In The Beginning

The Wright Brothers first flight, 1903

Title: The Wright Brothers first flight, 1903
Description: Public domain by-nc

Rapid developments in early flight at the beginning of the twentieth century quickly led European governments to recognise the importance of flight as a weapon of war.

French pilots followed the Americans as pioneers of early flight. After the first successful flight across the English Channel in 1909 by Frenchman Louis Bleriot, the sea no longer provided a safety barrier for Britain. The first airshow in Britain was held at Doncaster in 1909.

Others followed at Barnsley and Sheffield in the years leading up to the First World War, where local airmen demonstrated their skills. Aeroplanes began flying faster, further and higher and air travel took off.

Governments took notice and in 1910, France and Germany formed air forces. The British Government formed the Royal Flying Corps (RFC), Britain’s first air force, two years later.

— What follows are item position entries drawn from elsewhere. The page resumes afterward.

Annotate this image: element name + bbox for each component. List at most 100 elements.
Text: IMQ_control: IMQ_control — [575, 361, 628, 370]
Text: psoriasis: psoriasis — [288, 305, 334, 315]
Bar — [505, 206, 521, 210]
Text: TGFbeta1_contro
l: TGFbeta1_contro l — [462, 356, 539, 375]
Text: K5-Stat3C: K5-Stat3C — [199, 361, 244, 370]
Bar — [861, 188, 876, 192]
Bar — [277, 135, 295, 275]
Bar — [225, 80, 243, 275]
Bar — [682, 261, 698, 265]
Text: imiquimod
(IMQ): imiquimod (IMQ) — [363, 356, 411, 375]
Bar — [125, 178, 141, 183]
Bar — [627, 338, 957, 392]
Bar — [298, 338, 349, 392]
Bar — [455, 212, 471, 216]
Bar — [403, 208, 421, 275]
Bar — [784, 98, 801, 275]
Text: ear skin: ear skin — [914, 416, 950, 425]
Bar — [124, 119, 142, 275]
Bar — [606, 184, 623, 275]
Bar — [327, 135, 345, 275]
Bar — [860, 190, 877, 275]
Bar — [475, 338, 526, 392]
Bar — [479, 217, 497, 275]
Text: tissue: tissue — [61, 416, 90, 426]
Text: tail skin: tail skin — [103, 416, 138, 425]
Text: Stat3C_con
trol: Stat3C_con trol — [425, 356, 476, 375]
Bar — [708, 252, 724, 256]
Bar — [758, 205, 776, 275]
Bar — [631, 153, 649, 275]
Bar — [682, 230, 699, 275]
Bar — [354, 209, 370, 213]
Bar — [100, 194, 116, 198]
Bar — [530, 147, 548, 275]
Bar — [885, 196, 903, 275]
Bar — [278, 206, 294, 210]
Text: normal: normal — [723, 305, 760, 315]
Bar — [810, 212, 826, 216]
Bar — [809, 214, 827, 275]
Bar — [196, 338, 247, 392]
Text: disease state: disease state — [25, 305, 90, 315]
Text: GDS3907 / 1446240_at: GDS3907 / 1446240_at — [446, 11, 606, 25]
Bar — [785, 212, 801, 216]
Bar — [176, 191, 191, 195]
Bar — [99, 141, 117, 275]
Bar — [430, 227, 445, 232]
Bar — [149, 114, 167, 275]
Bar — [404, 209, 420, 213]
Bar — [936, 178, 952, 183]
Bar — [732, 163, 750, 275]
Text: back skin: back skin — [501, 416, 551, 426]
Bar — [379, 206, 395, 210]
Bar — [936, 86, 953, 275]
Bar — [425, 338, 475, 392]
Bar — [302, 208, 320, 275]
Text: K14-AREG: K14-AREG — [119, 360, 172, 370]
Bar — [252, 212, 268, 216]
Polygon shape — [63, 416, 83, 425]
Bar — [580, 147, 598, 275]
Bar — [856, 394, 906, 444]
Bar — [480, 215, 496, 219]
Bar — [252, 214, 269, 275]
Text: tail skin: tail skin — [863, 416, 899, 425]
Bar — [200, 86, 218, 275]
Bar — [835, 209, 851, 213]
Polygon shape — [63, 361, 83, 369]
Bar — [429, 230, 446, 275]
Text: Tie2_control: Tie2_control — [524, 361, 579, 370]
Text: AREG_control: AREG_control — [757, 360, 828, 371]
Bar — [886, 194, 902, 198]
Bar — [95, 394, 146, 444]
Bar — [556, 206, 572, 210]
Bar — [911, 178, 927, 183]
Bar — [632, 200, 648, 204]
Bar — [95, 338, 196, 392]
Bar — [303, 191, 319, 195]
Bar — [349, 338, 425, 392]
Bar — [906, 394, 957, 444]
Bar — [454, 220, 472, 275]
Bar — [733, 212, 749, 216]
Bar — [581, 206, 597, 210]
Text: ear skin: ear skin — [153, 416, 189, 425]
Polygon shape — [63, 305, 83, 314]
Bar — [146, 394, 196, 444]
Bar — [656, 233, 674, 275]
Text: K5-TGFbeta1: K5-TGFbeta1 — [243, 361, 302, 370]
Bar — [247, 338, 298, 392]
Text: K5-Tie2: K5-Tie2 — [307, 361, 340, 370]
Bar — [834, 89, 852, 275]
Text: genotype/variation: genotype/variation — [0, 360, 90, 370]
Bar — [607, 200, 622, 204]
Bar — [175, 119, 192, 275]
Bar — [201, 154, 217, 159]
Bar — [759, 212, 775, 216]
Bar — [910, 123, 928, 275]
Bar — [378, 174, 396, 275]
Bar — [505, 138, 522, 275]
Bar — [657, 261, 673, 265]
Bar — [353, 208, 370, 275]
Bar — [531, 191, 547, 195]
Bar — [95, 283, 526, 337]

Zeppelins were developed in Germany in the late 19th century as a new means of commercial passenger travel. German authorities quickly recognised their potential for use in war. A Zeppelin is a steerable, rigid airship using hydrogen gas to make it lighter than air.


Aeroplane development
1903: The American Wright Brothers were the first to fly successfully with their fabric, wood and wire aeroplane

1909: French pilot Louis Bleriot flies across the English Channel from Calais to Dover in 30 minutes

1909: French pilots fly at Britain’s first airshow in Doncaster

1910: France and Germany form air forces and aircraft industries

1912: Britain’s first airforce, The Royal Flying Corps (RFC), is formed with only five aircraft, one of which was privately owned

1913-14: Local airmen Harold Blackburn of Doncaster and Marcus Manton of Sheffield appear at flying shows in Barnsley and Sheffield

Ferdinand Von Zeppelin

Title: Ferdinand Von Zeppelin
Description: Staatsbibliothek zu Berlin - Preußischer Kulturbesitz by-nc

Zeppelin development
1895: Count Ferdinand Von Zeppelin patents his design in Germany for the airship which he hopes to use for postal air services and air travel

1900: Von Zeppelin’s first airship, LZ1, makes its first flight

1909: Von Zeppelin forms the world’s first airline, German Airship Travel Corporation, operating pleasure flights carrying 20 passengers at a time

1912: The Imperial German Navy orders and starts operating Zeppelins. To begin with they are used for reconnaissance – gathering information about an enemy – in front of the German High Seas Fleet

1914: Zeppelins have carried more than 10,000 fare-paying passengers!